Reading the Project's Own Conventions
A quieter but important refinement is that Copilot-powered commit authoring now reads custom instructions from a repository's copilot-instructions.md and AGENTS.md files, honoring the project's commit metadata rules. This is the kind of integration that separates a toy AI feature from a usable one. Generic AI-generated commit messages tend to be bland or inconsistent with a team's conventions, which is why many developers ignore them. By reading the project's own instruction files, the client can generate commit messages that actually follow the established style and metadata requirements.
The convergence around AGENTS.md as a shared convention is worth noting in its own right. That file has emerged as a common place to encode instructions for AI tools working in a repository, and GitHub Desktop honoring it alongside its own copilot-instructions.md format signals that these conventions are stabilizing across the ecosystem. For teams, the payoff is consistency: the same instruction files that guide coding agents now also guide commit message generation, so the AI's output respects the team's standards regardless of which tool is producing it. Small as it sounds, this kind of convention-awareness is what makes AI features stick.
The Desktop Client Catches Up to the Agent Era
Taken together, the 3.6 release reads as GitHub Desktop adapting to a development world that looks meaningfully different than it did even a year ago. Worktrees for parallel agent sessions, a unified Copilot SDK, model choice with bring-your-own-key, and convention-aware AI features all point in the same direction: the graphical Git client is being retooled around the assumption that developers now work alongside agents and across many parallel branches. That assumption was not safe to make eighteen months ago. It is now.
For teams that favor a graphical client over the command line, these are substantive improvements rather than cosmetic ones, and the bring-your-own-key support in particular makes the client more viable in governed enterprise environments. The broader signal is that the everyday tooling of software development is being rebuilt around AI and parallelism as defaults, not add-ons. GitHub Desktop is not the most advanced surface for that shift, but its evolution is a reliable indicator of where mainstream development workflows are heading, because it serves the developers who are not living on the bleeding edge.
What It Means for Engineering Teams
Engineering leaders should read this release less as a list of features and more as confirmation of a workflow change worth planning around. If your developers are increasingly delegating work to coding agents, the friction of managing parallel branches is real and growing, and tooling that natively supports worktrees removes a concrete source of that friction. Standardizing on conventions like AGENTS.md across your repositories pays off as more tools learn to read them, producing consistent AI behavior whether the work is done by a person or an agent.
The model-flexibility story is the part to evaluate most carefully.

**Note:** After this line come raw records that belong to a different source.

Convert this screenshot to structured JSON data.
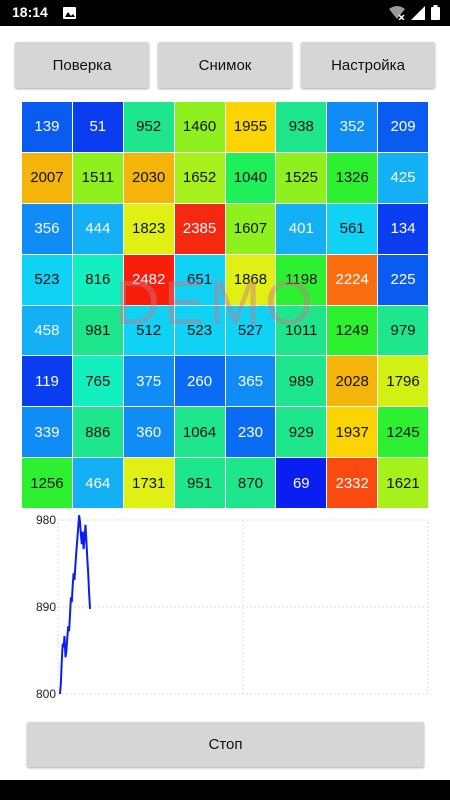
{
  "status": {
    "time": "18:14"
  },
  "buttons": {
    "verify": "Поверка",
    "snapshot": "Снимок",
    "settings": "Настройка",
    "stop": "Стоп"
  },
  "watermark": "DEMO",
  "grid": {
    "values": [
      [
        139,
        51,
        952,
        1460,
        1955,
        938,
        352,
        209
      ],
      [
        2007,
        1511,
        2030,
        1652,
        1040,
        1525,
        1326,
        425
      ],
      [
        356,
        444,
        1823,
        2385,
        1607,
        401,
        561,
        134
      ],
      [
        523,
        816,
        2482,
        651,
        1868,
        1198,
        2224,
        225
      ],
      [
        458,
        981,
        512,
        523,
        527,
        1011,
        1249,
        979
      ],
      [
        119,
        765,
        375,
        260,
        365,
        989,
        2028,
        1796
      ],
      [
        339,
        886,
        360,
        1064,
        230,
        929,
        1937,
        1245
      ],
      [
        1256,
        464,
        1731,
        951,
        870,
        69,
        2332,
        1621
      ]
    ],
    "colors": [
      [
        "#0a5cf0",
        "#0a3cf0",
        "#1ee68c",
        "#8ef01c",
        "#fcd400",
        "#1ee68c",
        "#0f8cf5",
        "#0a5cf0"
      ],
      [
        "#f5b40a",
        "#8ef01c",
        "#f5b40a",
        "#a6f01c",
        "#1ef05a",
        "#8ef01c",
        "#2cf030",
        "#14b0f5"
      ],
      [
        "#0f8cf5",
        "#14b0f5",
        "#e0f014",
        "#f52810",
        "#8ef01c",
        "#14b0f5",
        "#10d2f5",
        "#0a3cf0"
      ],
      [
        "#10d2f5",
        "#12f0c0",
        "#fa1e0a",
        "#10d2f5",
        "#e0f014",
        "#2cf030",
        "#fa6e10",
        "#0a5cf0"
      ],
      [
        "#14b0f5",
        "#1ee68c",
        "#10d2f5",
        "#10d2f5",
        "#10d2f5",
        "#1ee68c",
        "#2cf030",
        "#1ee68c"
      ],
      [
        "#0a3cf0",
        "#12f0c0",
        "#0f8cf5",
        "#0a6cf5",
        "#0f8cf5",
        "#1ee68c",
        "#f5b40a",
        "#d2f014"
      ],
      [
        "#0f8cf5",
        "#1ee68c",
        "#0f8cf5",
        "#1ee68c",
        "#0a6cf5",
        "#1ee68c",
        "#fcd400",
        "#2cf030"
      ],
      [
        "#2cf030",
        "#14b0f5",
        "#e0f014",
        "#1ee68c",
        "#1ee68c",
        "#0a1ef0",
        "#fa4a10",
        "#a6f01c"
      ]
    ]
  },
  "chart_data": {
    "type": "line",
    "y_ticks": [
      "980",
      "890",
      "800"
    ],
    "ylim": [
      800,
      980
    ],
    "grid": true,
    "series": [
      {
        "color": "#0a1ef0",
        "values": [
          800,
          812,
          835,
          852,
          848,
          860,
          838,
          845,
          858,
          870,
          865,
          882,
          900,
          895,
          912,
          925,
          918,
          935,
          948,
          960,
          972,
          985,
          978,
          965,
          955,
          968,
          950,
          962,
          975,
          958,
          940,
          925,
          905,
          888
        ]
      }
    ]
  }
}
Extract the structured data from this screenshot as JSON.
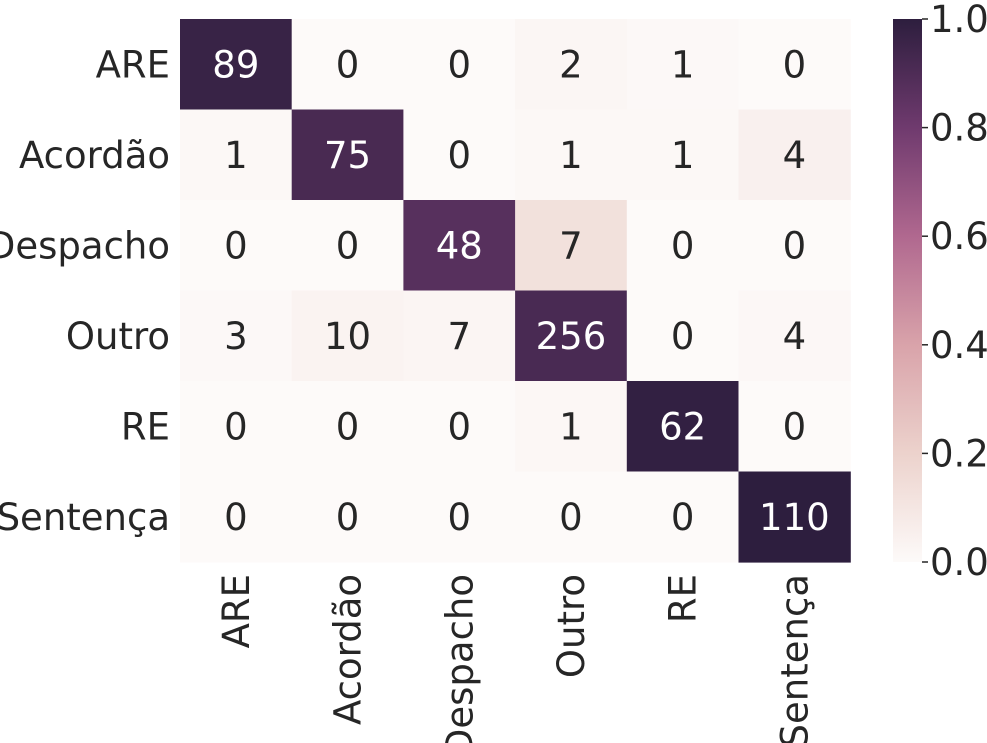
{
  "chart_data": {
    "type": "heatmap",
    "title": "",
    "xlabel": "",
    "ylabel": "",
    "x_categories": [
      "ARE",
      "Acordão",
      "Despacho",
      "Outro",
      "RE",
      "Sentença"
    ],
    "y_categories": [
      "ARE",
      "Acordão",
      "Despacho",
      "Outro",
      "RE",
      "Sentença"
    ],
    "values": [
      [
        89,
        0,
        0,
        2,
        1,
        0
      ],
      [
        1,
        75,
        0,
        1,
        1,
        4
      ],
      [
        0,
        0,
        48,
        7,
        0,
        0
      ],
      [
        3,
        10,
        7,
        256,
        0,
        4
      ],
      [
        0,
        0,
        0,
        1,
        62,
        0
      ],
      [
        0,
        0,
        0,
        0,
        0,
        110
      ]
    ],
    "color_scale": {
      "min": 0.0,
      "max": 1.0,
      "ticks": [
        "0.0",
        "0.2",
        "0.4",
        "0.6",
        "0.8",
        "1.0"
      ],
      "normalization": "row",
      "colors": [
        "#fdfaf9",
        "#e8c6c0",
        "#c07a96",
        "#81457a",
        "#2d1e3e"
      ]
    },
    "grid": false,
    "legend": "colorbar-right"
  }
}
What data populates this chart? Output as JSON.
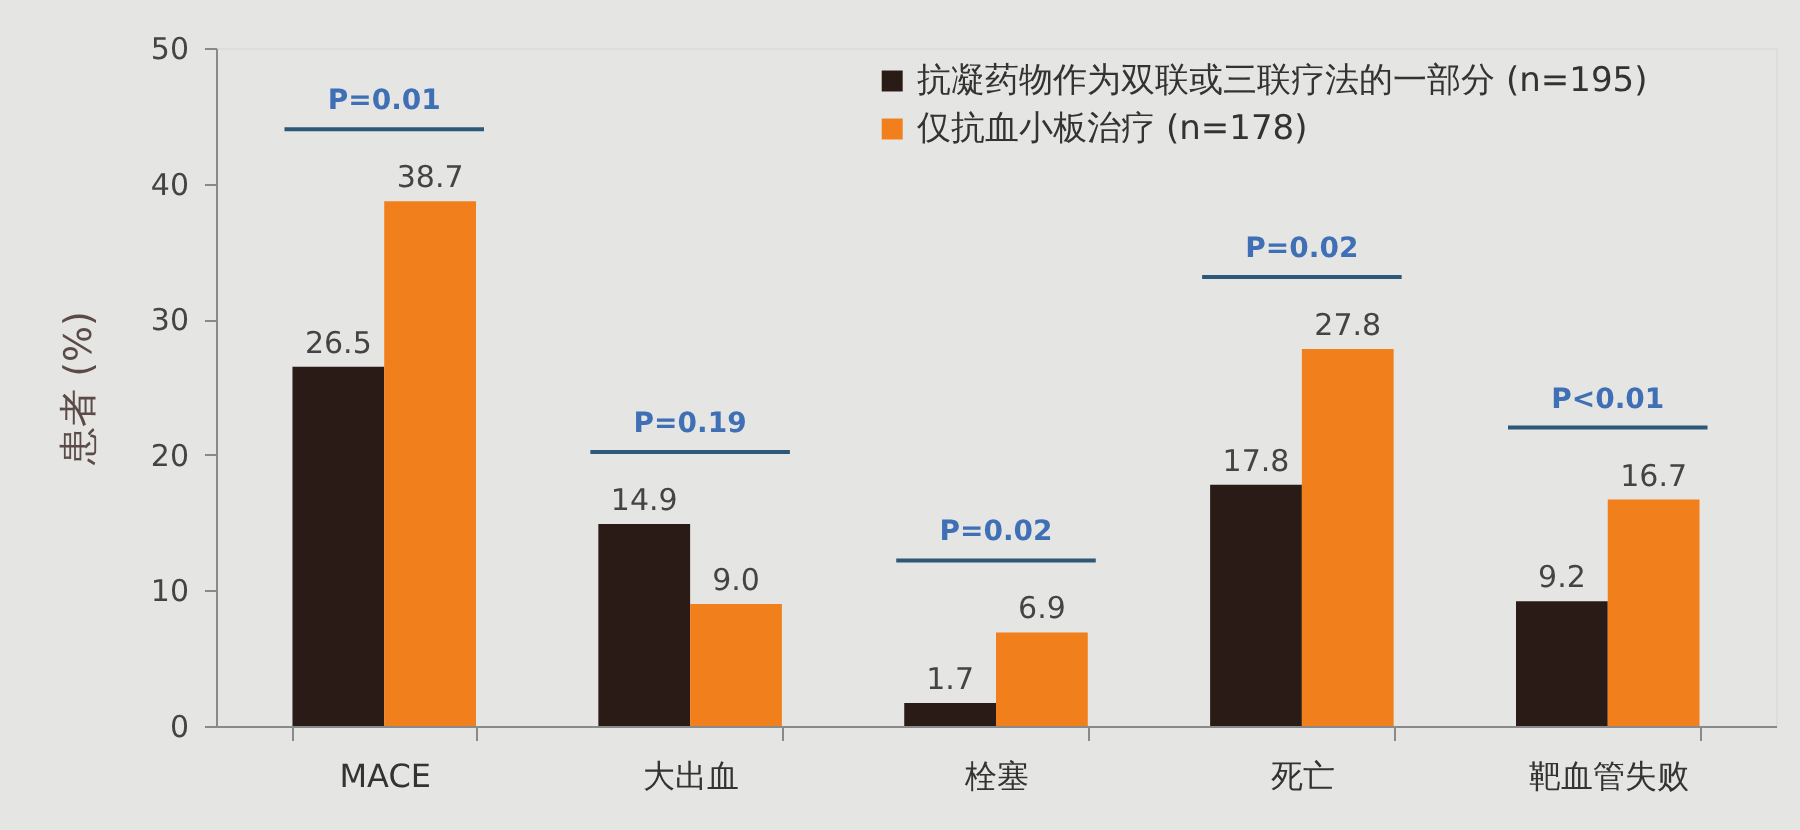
{
  "chart_data": {
    "type": "bar",
    "ylabel": "患者 (%)",
    "categories": [
      "MACE",
      "大出血",
      "栓塞",
      "死亡",
      "靶血管失败"
    ],
    "series": [
      {
        "name": "抗凝药物作为双联或三联疗法的一部分 (n=195)",
        "color": "#2b1b17",
        "values": [
          26.5,
          14.9,
          1.7,
          17.8,
          9.2
        ],
        "value_labels": [
          "26.5",
          "14.9",
          "1.7",
          "17.8",
          "9.2"
        ]
      },
      {
        "name": "仅抗血小板治疗 (n=178)",
        "color": "#f07f1c",
        "values": [
          38.7,
          9.0,
          6.9,
          27.8,
          16.7
        ],
        "value_labels": [
          "38.7",
          "9.0",
          "6.9",
          "27.8",
          "16.7"
        ]
      }
    ],
    "ylim": [
      0,
      50
    ],
    "yticks": [
      0,
      10,
      20,
      30,
      40,
      50
    ],
    "grid": false,
    "legend": "top right",
    "annotations": [
      "P=0.01",
      "P=0.19",
      "P=0.02",
      "P=0.02",
      "P<0.01"
    ]
  }
}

Bring-your-own-key and model selection are how organizations retain control over data, cost and model choice as AI features proliferate across the development toolchain. Teams that have standardized on private or local model endpoints for governance reasons can now extend that standard into the Git client itself rather than treating it as an exception. As AI seeps into every layer of the development experience, the ability to point those features at endpoints you control, rather than accepting whatever a vendor defaults to, is becoming a requirement rather than a luxury.